It never finished.. I need a DPI of about 300 for production printing.. is that just too high for this tool?
As I said, the new one you provided was much faster!

RTT

  • Administrator
  • *****
  • Posts: 918
Re: Rasterizing PDFs?
« Reply #13 on: October 26, 2017, 01:33:26 AM »
It never finished.. I need a DPI of about 300 for production printing.. is that just too high for this tool?
Just tested and both scripts worked just fine with 300 DPI. You just need to edit the first line of the script to var RenderDPIs = 300;

As I said, the new one you provided was much faster!
If the first didn't finished, how can you know that? Something is failing in the first script call to the extract images tool, and the script is just waiting for the page rasterization image file to be created, something that is not happening. That's why I asked if you are able to manually use the extract image tool to rasterize the page to an external .png image file.

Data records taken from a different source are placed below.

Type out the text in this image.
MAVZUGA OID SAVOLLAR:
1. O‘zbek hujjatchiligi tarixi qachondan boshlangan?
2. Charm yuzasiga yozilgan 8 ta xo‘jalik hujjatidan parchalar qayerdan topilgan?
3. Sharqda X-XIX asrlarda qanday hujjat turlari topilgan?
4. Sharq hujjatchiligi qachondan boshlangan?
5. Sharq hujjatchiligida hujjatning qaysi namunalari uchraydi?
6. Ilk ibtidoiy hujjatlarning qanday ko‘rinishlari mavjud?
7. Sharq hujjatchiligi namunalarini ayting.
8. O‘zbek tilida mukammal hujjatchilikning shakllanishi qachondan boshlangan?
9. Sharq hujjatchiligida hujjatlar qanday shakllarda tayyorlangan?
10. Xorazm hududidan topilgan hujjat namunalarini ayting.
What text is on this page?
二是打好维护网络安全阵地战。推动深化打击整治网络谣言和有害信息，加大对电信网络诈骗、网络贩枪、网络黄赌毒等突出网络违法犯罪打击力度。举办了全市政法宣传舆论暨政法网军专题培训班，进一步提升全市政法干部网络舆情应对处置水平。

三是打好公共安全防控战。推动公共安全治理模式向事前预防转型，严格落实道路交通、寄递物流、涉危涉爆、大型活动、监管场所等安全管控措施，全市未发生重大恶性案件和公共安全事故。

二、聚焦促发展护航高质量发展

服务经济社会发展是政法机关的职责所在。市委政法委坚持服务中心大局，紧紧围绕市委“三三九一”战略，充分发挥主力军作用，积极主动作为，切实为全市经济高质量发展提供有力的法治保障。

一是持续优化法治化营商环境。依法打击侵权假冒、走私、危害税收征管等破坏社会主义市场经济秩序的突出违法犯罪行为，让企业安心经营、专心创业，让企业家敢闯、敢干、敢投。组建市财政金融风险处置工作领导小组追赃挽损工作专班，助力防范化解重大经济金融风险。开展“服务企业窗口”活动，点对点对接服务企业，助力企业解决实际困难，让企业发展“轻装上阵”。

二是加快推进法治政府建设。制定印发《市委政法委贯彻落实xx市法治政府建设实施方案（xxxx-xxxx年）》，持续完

Anyway, if the second script is working, you have your problem covered. Or isn't producing what you need?

nightslayer23

  • Newbie
  • *
  • Posts: 98
Re: Rasterizing PDFs?
« Reply #14 on: October 26, 2017, 02:06:22 AM »
If the first didn't finished, how can you know that? Something is failing in the first script call to the extract images tool, and the script is just waiting for the page rasterization image file to be created, something that is not happening. That's why I asked if you are able to manually use the extract image tool to rasterize the page to an external .png image file.

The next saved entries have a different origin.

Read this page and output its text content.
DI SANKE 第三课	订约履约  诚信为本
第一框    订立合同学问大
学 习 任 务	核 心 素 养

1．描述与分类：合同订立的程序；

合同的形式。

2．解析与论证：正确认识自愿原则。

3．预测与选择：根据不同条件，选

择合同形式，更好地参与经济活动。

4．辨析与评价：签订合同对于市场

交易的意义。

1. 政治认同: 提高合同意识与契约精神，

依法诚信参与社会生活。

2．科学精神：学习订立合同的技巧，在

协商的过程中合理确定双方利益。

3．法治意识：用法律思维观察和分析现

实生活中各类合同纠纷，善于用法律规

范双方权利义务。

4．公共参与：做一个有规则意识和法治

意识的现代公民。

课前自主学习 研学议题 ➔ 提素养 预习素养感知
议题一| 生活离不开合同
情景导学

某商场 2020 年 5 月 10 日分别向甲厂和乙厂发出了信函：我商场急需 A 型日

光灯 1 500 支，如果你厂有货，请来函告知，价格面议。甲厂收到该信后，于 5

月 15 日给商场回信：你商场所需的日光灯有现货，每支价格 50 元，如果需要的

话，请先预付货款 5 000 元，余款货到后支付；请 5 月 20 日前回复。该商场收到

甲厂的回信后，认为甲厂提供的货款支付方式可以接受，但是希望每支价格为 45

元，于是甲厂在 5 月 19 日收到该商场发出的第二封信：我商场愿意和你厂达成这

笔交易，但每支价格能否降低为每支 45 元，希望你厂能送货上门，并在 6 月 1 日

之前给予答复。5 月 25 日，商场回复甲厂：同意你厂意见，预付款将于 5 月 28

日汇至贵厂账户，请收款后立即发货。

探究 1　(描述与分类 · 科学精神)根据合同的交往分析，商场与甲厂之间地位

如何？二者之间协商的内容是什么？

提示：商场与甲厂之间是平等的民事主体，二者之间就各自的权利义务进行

Anyway, if the second script is working, you have your problem covered. Or isn't producing what you need?

sorry mate, yeah when I manually use the extract image tool it takes forever and doesn't output. it did for one file, which was just a simple A4 with an image on it, but anything more complicated and it doesn't seem to be doing much.

how long did it take for you using the first script? just because you said the second script would be slower it made me think something was wrong on my version if option 2 was (slow) but still much faster to get a result. was hoping that if there was indeed something wrong with my version, it might get fixed then it would be a much faster process.